Annotating Data for Fine-Tuning a Neural Ranker? Current Active Learning Strategies are not Better than Random Selection

Search methods based on Pretrained Language Models (PLM) have demonstrated great effectiveness gains compared to statistical and early neural ranking models. However, fine-tuning PLM-based rankers requires a great amount of annotated training data. Annotating data involves a large manual effort and thus is expensive, especially in domain specific tasks. In this paper we investigate fine-tuning PLM-based rankers under limited training data and budget. We investigate two scenarios: fine-tuning a ranker from scratch, and domain adaptation starting with a ranker already fine-tuned on general data, and continuing fine-tuning on a target dataset. We observe a great variability in effectiveness when fine-tuning on different randomly selected subsets of training data. This suggests that it is possible to achieve effectiveness gains by actively selecting a subset of the training data that has the most positive effect on the rankers. This way, it would be possible to fine-tune effective PLM rankers at a reduced annotation budget. To investigate this, we adapt existing Active Learning (AL) strategies to the task of fine-tuning PLM rankers and investigate their effectiveness, also considering annotation and computational costs. Our extensive analysis shows that AL strategies do not significantly outperform random selection of training subsets in terms of effectiveness. We further find that gains provided by AL strategies come at the expense of more assessments (thus higher annotation costs) and AL strategies underperform random selection when comparing effectiveness given a fixed annotation cost. Our results highlight that ``optimal'' subsets of training data that provide high effectiveness at low annotation cost do exist, but current mainstream AL strategies applied to PLM rankers are not capable of identifying them.

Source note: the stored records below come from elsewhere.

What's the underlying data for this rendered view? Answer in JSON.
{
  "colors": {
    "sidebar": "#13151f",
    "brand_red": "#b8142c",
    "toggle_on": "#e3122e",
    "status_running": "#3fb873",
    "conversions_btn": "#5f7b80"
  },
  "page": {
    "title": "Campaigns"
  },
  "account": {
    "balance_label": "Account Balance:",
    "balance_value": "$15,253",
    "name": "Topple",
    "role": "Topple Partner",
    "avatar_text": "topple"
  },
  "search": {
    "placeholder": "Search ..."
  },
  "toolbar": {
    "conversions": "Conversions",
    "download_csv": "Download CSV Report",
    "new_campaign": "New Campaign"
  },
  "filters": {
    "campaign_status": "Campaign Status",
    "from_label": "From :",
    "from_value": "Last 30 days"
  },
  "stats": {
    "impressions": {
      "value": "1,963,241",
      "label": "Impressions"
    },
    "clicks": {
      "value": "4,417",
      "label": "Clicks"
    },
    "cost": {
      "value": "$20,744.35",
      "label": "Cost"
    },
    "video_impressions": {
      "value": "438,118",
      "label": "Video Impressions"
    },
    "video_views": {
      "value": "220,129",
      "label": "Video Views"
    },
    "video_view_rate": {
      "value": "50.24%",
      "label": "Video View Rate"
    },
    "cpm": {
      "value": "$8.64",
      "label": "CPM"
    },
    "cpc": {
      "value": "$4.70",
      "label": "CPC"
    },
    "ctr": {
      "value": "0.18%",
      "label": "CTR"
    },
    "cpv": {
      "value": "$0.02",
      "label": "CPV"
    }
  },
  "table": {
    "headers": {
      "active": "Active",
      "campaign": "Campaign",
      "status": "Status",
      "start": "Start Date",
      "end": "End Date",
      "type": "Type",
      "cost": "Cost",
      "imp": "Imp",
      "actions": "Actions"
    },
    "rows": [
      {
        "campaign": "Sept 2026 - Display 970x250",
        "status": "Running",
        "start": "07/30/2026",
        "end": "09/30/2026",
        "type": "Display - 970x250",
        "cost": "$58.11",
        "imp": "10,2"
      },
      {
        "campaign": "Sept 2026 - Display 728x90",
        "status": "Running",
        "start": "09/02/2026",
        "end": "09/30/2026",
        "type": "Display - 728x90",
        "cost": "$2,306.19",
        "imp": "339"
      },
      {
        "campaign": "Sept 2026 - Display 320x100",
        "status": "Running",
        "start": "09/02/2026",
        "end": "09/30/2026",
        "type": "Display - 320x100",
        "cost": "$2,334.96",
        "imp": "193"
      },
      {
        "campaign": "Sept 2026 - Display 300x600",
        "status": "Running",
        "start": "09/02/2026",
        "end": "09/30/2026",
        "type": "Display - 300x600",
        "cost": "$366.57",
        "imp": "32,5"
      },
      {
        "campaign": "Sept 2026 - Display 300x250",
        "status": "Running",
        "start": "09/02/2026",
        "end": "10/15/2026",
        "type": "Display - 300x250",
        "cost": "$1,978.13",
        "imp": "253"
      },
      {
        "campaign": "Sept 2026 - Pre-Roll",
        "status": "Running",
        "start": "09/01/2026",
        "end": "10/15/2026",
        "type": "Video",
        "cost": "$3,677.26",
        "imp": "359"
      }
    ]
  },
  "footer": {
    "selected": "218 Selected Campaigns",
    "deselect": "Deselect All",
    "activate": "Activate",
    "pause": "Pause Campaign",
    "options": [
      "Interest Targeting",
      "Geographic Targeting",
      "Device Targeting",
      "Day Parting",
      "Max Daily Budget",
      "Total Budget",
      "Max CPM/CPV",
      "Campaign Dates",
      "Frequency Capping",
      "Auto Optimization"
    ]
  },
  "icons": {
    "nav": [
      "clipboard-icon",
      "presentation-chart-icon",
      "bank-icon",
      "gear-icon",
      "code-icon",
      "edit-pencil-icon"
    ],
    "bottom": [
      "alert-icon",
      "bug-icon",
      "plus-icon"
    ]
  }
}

翻译：基于预训练语言模型（PLM）的搜索方法相比统计模型和早期神经排序模型展现出显著的效果提升。然而，微调基于PLM的排序器需要大量标注训练数据。标注数据涉及大量人工操作，成本高昂，尤其在领域特定任务中。本文研究了在有限训练数据和预算条件下微调基于PLM的排序器。我们探讨了两种场景：从头开始微调排序器，以及从已在通用数据上完成微调的排序器出发进行领域适配，并继续在目标数据集上进行微调。我们观察到，在不同随机选择的训练数据子集上微调时，效果存在巨大差异。这表明通过主动选择对排序器产生最积极影响的训练数据子集，有可能实现效果提升。这样，就能在减少标注预算的情况下微调出高效的PLM排序器。为此，我们将现有主动学习（AL）策略适配到PLM排序器微调任务中，并考察其有效性，同时兼顾标注与计算成本。我们的广泛分析表明，从效果角度看，AL策略并未显著优于训练子集的随机选择。我们进一步发现，AL策略带来的效果提升是以更多评估（即更高标注成本）为代价的，且在固定标注成本下比较效果时，AL策略的表现不如随机选择。我们的结果突显了“最优”训练数据子集确实存在（能以低标注成本实现高效果），但目前应用于PLM排序器的主流AL策略无法识别它们。